Joshua Seftel: When I was in college, I was walking through Washington Square Park, and a Hindu monk came up to me and handed me the Bhagavad Gita, and I remember I was too shy to know what to say so I just took it and I brought it home. But I didn't open it for 20 years. The reason was I felt intimidated by it, and I felt it wouldn't be relevant to me. It wasn't until I worked on the film about the Bhagavad Gita that I realized it's everywhere. It has influenced so many things I already knew about.

Gadadhara Pandit Dasa: The Bhagavad Gita did influence the lives of very prominent western people -- not just Indian people like Ghandi -- but Martin Luther King Jr., and Emerson, Thoreau, Oppenheimer.

Seftel: If you had to tweet what Bhagavad Gita is about, what would you say?

Pandit: (laughs) OK, what Bhagavad Gita is about (pause), "The guide to overcoming life's biggest obstacles, which are caused by the mind and understanding the difference between the body and soul."

Seftel: Would you say the main character, Arjuna, is having a nervous breakdown?

Pandit: Well, here is what Arjuna says: "My hair is standing on end. My skin is burning. My mind is whirling; my bow is slipping from my hand. I can no longer stand here any longer." I would say that if you can't stand on your own feet and things that you are holding are slipping from your hand, then that would qualify as a nervous breakdown.

Seftel: Arjuna, and his chariot driver, Krishna, have a relationship that is timeless and relatable. There's a little "Tony Soprano and Dr. Melfi" or "Tiger Woods and his caddy" here.

Pandit: I don't know if you saw the movie "The Legend of Bagger Vance" with Will Smith and Matt Damon? That's based on Bhagavad Gita actually, because Matt Damon's golfer character is named Rannulph Junuh. So that's Arjuna. And Will Smith, his caddy, is named Bagger Vance. If you take Bag and Vance, that's Baggavan which means "god" (laughs). And there's some Karate Kid here too. You know they've got Mr. Miyagi and Danielson (laughs). So Danielson, when he wants to learn he goes to Mr. Miyagi and asks him about karate and Mr. Miyagi then becomes a teacher. I think you can find this relationship everywhere in contemporary life.

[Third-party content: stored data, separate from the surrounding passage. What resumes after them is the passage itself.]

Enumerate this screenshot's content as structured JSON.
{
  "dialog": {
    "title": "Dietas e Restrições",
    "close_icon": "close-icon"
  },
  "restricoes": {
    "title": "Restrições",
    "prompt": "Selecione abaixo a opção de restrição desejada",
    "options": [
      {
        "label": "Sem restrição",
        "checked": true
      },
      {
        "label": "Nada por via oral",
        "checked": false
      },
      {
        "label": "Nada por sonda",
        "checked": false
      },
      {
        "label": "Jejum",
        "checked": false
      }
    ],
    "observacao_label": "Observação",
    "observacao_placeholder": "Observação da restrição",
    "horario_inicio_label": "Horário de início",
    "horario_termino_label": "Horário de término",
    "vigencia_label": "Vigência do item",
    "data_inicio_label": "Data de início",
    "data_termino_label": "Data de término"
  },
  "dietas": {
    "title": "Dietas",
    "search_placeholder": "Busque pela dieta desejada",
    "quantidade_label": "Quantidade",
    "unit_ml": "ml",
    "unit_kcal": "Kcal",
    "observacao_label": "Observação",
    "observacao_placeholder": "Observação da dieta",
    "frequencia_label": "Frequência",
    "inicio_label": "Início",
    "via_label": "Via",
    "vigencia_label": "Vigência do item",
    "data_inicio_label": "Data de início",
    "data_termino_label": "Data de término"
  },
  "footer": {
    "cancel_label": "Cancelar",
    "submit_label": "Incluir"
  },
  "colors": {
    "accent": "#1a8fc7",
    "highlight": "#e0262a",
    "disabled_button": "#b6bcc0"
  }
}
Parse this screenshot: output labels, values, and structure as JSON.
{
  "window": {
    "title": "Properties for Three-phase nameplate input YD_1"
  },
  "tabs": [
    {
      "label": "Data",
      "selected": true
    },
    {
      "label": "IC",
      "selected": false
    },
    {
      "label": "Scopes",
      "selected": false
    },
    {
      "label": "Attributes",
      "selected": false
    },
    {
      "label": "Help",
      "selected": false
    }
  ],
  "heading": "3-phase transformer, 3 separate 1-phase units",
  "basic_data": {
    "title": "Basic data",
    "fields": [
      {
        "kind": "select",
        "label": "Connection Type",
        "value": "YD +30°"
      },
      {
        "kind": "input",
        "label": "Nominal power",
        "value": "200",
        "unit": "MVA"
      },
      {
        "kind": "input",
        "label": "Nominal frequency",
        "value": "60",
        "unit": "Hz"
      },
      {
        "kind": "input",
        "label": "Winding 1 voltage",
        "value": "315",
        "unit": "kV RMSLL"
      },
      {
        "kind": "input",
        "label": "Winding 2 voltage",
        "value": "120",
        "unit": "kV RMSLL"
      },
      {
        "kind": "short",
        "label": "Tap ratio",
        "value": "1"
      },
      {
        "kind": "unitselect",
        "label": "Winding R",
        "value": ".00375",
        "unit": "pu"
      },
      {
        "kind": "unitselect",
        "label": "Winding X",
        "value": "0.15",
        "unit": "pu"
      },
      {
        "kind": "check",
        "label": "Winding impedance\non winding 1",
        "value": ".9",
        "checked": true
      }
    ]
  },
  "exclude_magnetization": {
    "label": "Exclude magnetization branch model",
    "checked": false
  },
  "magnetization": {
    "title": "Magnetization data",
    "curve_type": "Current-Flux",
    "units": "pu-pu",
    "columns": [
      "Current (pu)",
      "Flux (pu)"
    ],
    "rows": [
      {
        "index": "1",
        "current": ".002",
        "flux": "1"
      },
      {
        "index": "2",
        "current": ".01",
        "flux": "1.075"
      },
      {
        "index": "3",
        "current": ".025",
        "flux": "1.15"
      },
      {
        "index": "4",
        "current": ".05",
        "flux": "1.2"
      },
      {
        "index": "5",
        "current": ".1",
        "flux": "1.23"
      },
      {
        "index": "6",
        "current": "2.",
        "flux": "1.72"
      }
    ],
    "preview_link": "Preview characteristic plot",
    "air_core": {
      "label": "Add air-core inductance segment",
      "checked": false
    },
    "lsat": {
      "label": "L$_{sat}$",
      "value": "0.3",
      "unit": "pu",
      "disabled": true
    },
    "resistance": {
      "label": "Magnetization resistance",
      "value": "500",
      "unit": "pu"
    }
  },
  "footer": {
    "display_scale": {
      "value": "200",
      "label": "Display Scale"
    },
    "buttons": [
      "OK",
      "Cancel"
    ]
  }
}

Seftel: What about "The Matrix"?

Pandit: There's definitely a good amount of the Gita in The Matrix. Neo is very much like Arjuna because in the movie you see that Neo is looking for something. He sits on his computer. He knows that the world he sees around him isn't everything. He knows that there is something more out there. He just can't figure out what it is. When he finally meets Morpheus, his guru or teacher, Morpheus says, "You know it's out there, you just don't know what it is. It's kind of like a thorn. You have always felt it."

Seftel: In our film, Amitav Kaul says that he had a breakthrough in understanding Hinduism and the Gita after seeing Star Wars.

Pandit: Yes, the scene where Obi Wan tells Luke about "the force." That's why in Hinduism many say "Happiness is found within," because the divine is there. We are not able to access it because we are so busy doing so many things and progressing materially that we are not able to access that divine. So I think that is what he was referring to. The force is the divine.

Seftel: How does the story of the Bhagavad Gita end?

Pandit: It ends in a really beautiful way. One of my favorite passages in the Gita is where Krishna says to Arjuna that I've told you everything that I want to tell you, deliberate on it fully. And now, you do as you wish to do. I think that is so wonderful from a spiritual point of view that God is detached from our life to some degree. He's interested in educating us, but ultimately he says: You make your own decisions.

Seftel: I went to a bar mitzvah a few months ago, and I met a boy named Arjuna. Do you think Arjuna is going to become a popular name in the States?

Pandit: Well, it all depends on how well this documentary does (laughs). I think that is largely in your hands (laughs).

Seftel and Pandit will speak after the January 25th screening of the film at the Rubin Museum of Art.